Öte yandan herhangi bir teorik yaklaşımın kendi ön koşullarının bilincini elde etmeye niyetlenmesi durumunda hitap kaygısı duyduğu kitleyle arasında zuhur etmesi neredeyse kesin olan -anlaşılma amacına matuf- bir ara buluculuk sorunu, teorinin hakiki muhtevasına tekabül eden muhtemel sonuçlarından korkmak zorunda kalmadan, sadece yöntemsel, teknik ya da kışkırtıcı bir eklenti olarak değil belirli koşullar altında göz ardı edilebilecek bir gerçeğin ayrılmaz ve muntazam bir parçasıdır. Bu anlamda Marksist teorinin de bütün diğer teoriler gibi herhangi bir muhatap olmadan var olma koşullarının ortadan kalkacağı göz önüne alındığı vakit burada da ortaya çıkan ara buluculuk sorununa karşı Bloch, insanlara ve bilimsel üretim biçiminin dışladığı şeylere dair taklit hüviyetindeki yahut karşı söylemsel bir temellük odaklı birtakım yaklaşımlar üzerinden hakikat mefhumunu kendine mecz eden yeni bir teorik propaganda anlayışını tedavüle sokmuştur.
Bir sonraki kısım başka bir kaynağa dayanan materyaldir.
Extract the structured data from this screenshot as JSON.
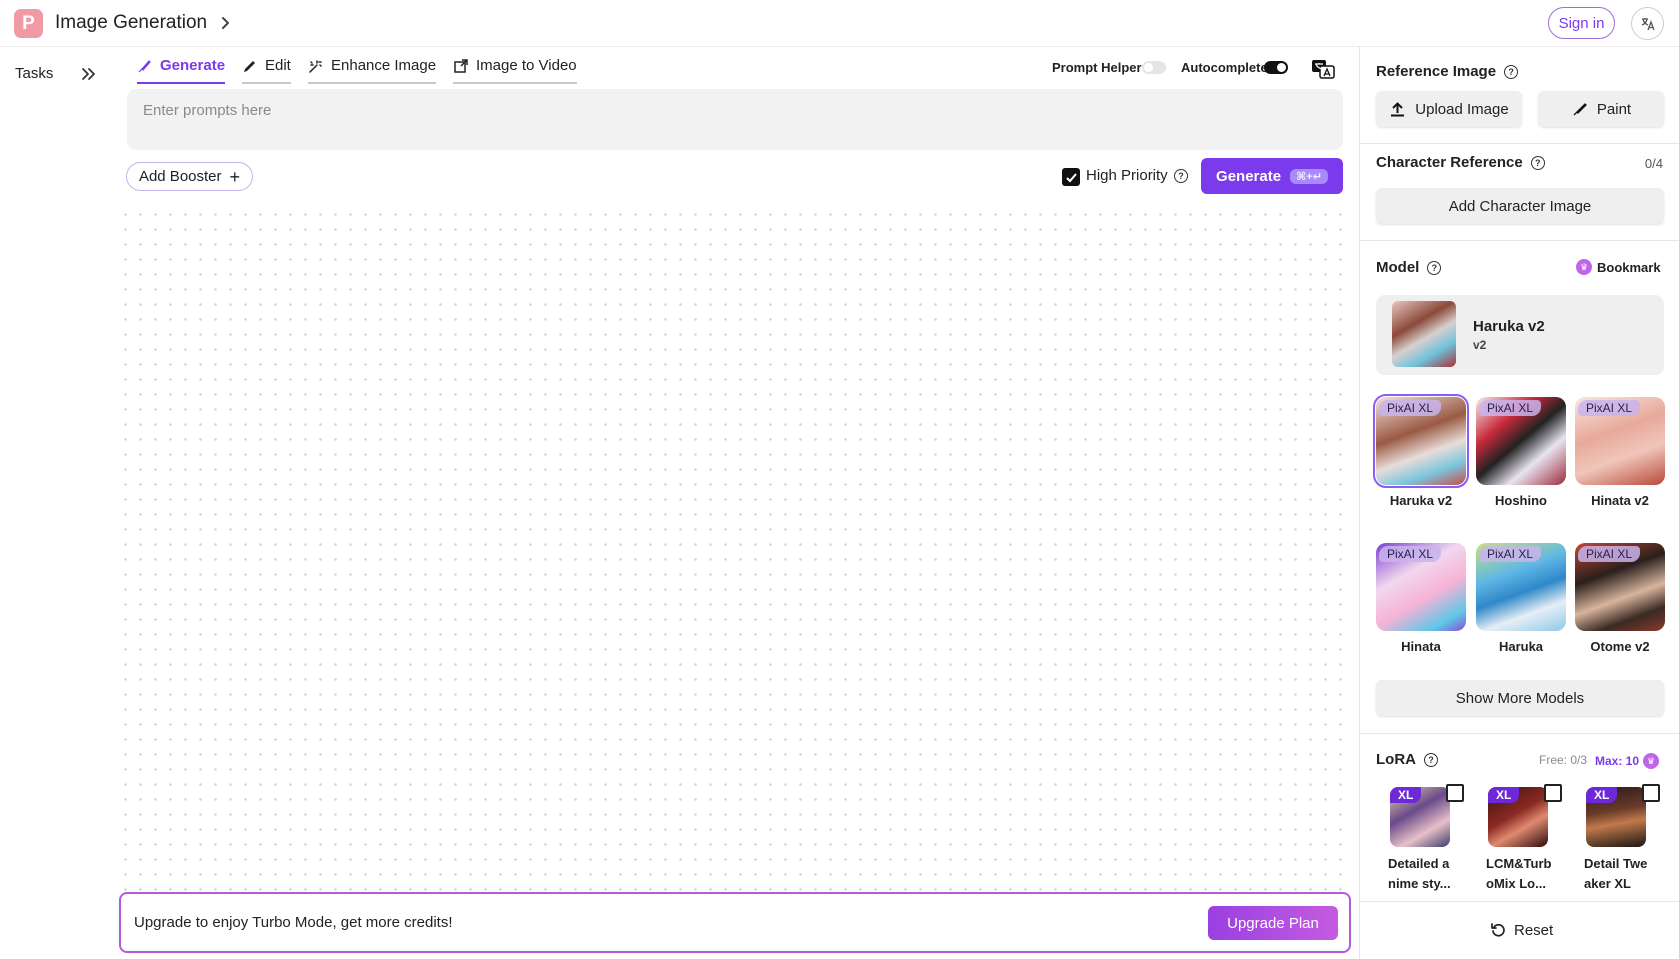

Doğru olarak kabul ve temsil edilen teorinin, izahı yapılmış ve geliştirilmiş bir şahsi hayat bağlamıyla hemhal olmadığı müddetçe, doğa ve topluma dair gerçek kavrayışlar üretenler ile onların nasıl kullanacağını bildiği gibi kendi bilinçsizlik ve mutsuzluk durumlarının üstesinden gelmek için bu kavrayışlara acilen ihtiyaç duyanlar nezdinde bu türden bir ilişkisel çevrimin mümkün olmayacağının farkında olan Bloch bu yaklaşımıyla, sınıf bilinci mefhumunun ortaya çıkabileceği yerlerde, Marksist teorinin artık özgürleştirici gerçek içeriğini biteviye kaybetmiş olarak -sanki kitleleri kendinden menkul bir biçimde ele geçirmeye muktedirmiş gibi- akademik mecrada zararsız görülerek korunan kifayetsiz bir tekrara dönüşmüş olmasına karşı çözüm arayışında olmuştur. Bir diğer deyişle kitleyle rabıta için gerekli vasatı yakalamak bazında Nazilerle dönemin Marksistlerini mukayese eden Bloch, Nazilerin taammüden yalan söyleseler bile somut insanlara konuştuklarını, Marksistlerinse bütünüyle doğru söyleseler dahi durumlara ilişkin

162

konuştuklarını, fakat Marksistlerin şu an yapması gerekenin somut insanlara onların cari şartları hakkında tümüyle doğru konuşmak olduğunu belirterek dünyaya ilişkin bütün merak biçimlerinin en insanisi olan sosyalizmin her şeyden daha öncelikli olarak insani bir çehreye sahip olması gerektiğine dikkat çekmiştir (Negt, 1976: 69-70). Bu noktada Dr. Hikmet Kıvılcımlı’nın komün toplumu üzerine yazılarında komün toplumsallığına mündemiç derin kolektivitenin -henüz daha beş altı bin yıllık döneme denk gelen tarih devirlerini saymazsak- insanlığın iki yüz elli binlik yıllık tarihi boyunca cari müşterek, eşitlikçi, doğayla hemhal bir hayat sürmesinden sebep insanın adeta genetik kodlarına işlediği şeklinde yorumlanabilecek yaklaşımı, bu komüncül köklerin unutulup doğanın çevriminden kendini bağımsızlaştırma çabası olarak medeniyetin soysuzlaştırmasına maruz kalan insanlığın, varoluşu itibariyle çok küçük bir zaman dilimini ifade eden medeniyet evresinde sıklıkla nükseden eşitlikçi, özgürlükçü isyan hareketlerini de mezkur genetik kodun semptomları olarak okunmasına da kapı aralamaktadır. Bir diğer deyişle Kıvılcımlı’ya göre, Tarih Tezinde tarihin motoru addettiği insan, tarih, teknik ve coğrafya üretici güçlerini dertop olmuş bir çekirdek gibi bünyesinde barındıran insan toplumsallığının cevherini teşkil eden komün evresi, hem bu üretici güçlerin bünyesinde geliştiği hem de üretici güçlerin komünün bizzat kendini başkalaştırıp kabuğuna sığmaz hale getirdiği bir ilişkisel sürecin ürünü olarak (Kıvılcımlı, 2014b: 84) insani tekamülün hem kaynağını hem de kuvvesini haizdir.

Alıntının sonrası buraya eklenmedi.